"I didn't know you wanted to carry them," Angel responded quickly, as she willingly delivered them up to her brother.

He had had no desire to do so, but it had suddenly occurred to him that he would like to be the one to present the bouquet to their father; and in his eagerness to be the first to reach home, he got a few steps in advance of his sister.

"Wait for me, Gerald!" she cried. "How fast you are going!"

She was rather breathless, for she was unaccustomed to walking much, and the hill tried her. But Gerald, instead of waiting, only laughed, and hastened on ahead. They were now within sight of Haresdown House, which, situated on the slope of the hill, was bathed in sunshine; and with new blinds and curtained windows presented a very different appearance to that it had done when Angel had first seen it four months previously.

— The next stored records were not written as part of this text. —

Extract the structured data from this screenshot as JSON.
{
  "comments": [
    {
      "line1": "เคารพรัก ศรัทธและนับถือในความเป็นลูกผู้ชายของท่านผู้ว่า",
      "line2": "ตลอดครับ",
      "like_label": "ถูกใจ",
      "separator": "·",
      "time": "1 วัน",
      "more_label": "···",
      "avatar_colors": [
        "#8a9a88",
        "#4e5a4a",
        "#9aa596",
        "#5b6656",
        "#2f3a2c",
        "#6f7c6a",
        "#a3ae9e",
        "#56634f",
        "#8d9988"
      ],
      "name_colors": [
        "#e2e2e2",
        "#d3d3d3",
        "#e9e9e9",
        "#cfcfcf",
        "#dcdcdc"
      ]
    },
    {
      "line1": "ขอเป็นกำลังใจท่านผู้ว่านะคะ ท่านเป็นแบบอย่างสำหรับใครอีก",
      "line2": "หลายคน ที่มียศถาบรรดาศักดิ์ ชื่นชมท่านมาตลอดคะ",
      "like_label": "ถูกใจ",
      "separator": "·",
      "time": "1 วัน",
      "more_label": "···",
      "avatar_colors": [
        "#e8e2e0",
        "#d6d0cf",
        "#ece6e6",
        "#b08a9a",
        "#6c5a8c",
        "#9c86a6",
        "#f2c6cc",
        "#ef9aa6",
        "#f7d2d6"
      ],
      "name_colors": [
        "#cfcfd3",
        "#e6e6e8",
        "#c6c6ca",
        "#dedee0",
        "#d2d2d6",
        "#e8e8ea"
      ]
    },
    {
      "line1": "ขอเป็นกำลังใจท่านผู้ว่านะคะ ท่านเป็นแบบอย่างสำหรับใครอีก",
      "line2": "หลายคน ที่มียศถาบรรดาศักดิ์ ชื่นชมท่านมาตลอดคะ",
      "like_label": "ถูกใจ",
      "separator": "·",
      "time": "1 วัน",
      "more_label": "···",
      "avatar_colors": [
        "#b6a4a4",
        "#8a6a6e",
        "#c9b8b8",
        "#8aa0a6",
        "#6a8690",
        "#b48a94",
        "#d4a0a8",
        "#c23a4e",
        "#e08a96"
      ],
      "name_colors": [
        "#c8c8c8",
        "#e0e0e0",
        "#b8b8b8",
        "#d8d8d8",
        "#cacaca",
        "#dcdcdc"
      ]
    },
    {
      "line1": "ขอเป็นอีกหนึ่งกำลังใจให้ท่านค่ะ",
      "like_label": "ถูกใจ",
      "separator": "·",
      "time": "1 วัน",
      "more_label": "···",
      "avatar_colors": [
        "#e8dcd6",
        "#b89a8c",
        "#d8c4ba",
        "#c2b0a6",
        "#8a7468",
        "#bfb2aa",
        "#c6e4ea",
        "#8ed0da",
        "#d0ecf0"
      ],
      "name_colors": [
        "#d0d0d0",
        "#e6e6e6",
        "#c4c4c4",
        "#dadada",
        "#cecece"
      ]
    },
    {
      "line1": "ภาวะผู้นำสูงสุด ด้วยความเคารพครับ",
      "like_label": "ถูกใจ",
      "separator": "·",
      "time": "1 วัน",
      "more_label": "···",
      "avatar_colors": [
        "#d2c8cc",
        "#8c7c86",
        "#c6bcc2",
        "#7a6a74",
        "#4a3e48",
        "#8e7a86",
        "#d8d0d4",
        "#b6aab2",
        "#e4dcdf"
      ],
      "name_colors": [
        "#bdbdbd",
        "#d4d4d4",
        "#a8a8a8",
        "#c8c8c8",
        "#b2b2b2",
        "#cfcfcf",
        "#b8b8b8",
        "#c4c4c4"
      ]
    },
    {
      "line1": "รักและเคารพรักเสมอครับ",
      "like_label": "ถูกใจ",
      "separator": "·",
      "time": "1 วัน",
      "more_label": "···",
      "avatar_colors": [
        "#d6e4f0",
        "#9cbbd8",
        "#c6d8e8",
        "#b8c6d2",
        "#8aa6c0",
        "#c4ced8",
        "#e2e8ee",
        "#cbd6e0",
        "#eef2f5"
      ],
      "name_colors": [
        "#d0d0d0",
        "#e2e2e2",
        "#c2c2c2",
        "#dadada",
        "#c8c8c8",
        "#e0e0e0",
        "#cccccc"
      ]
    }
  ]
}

Suddenly Gerald commenced to run, and before Angel had reached the garden gate, he had disappeared under the porch into the house. She thought it was rather unkind of him to leave her, and tears rose to her eyes because she had so much wanted to witness her father's look when he caught sight of the nosegay, and now she would be too late for that; but the next moment she told herself how very foolish she must be, for Gerald could not have thought she would be disappointed.

She entered the house very soberly, and turned immediately into the dining-room, a long, low apartment, in which were two windows reaching to the ground. Mr. Willis lay on a sofa close to one of the windows, through which the sun was streaming and Gerald had already given him the flowers.

"Come here, Angel," Mr. Willis said as his little daughter appeared, "and tell me what good fairy sent me these. Gerald says they are a present from a lady!"

"So they are," Angel replied, her face brightening as she met her father's smiling gaze. "Are they not beautiful?"

"Most beautiful! And freshly gathered, I see. Then the scent—how fragrant! Wall-flowers! Hyacinths! Anemones! Scarlet japonica! How marvellously well the colours blend! And daffodils too!"

"That come before the swallow dares, and take The winds of March with beauty."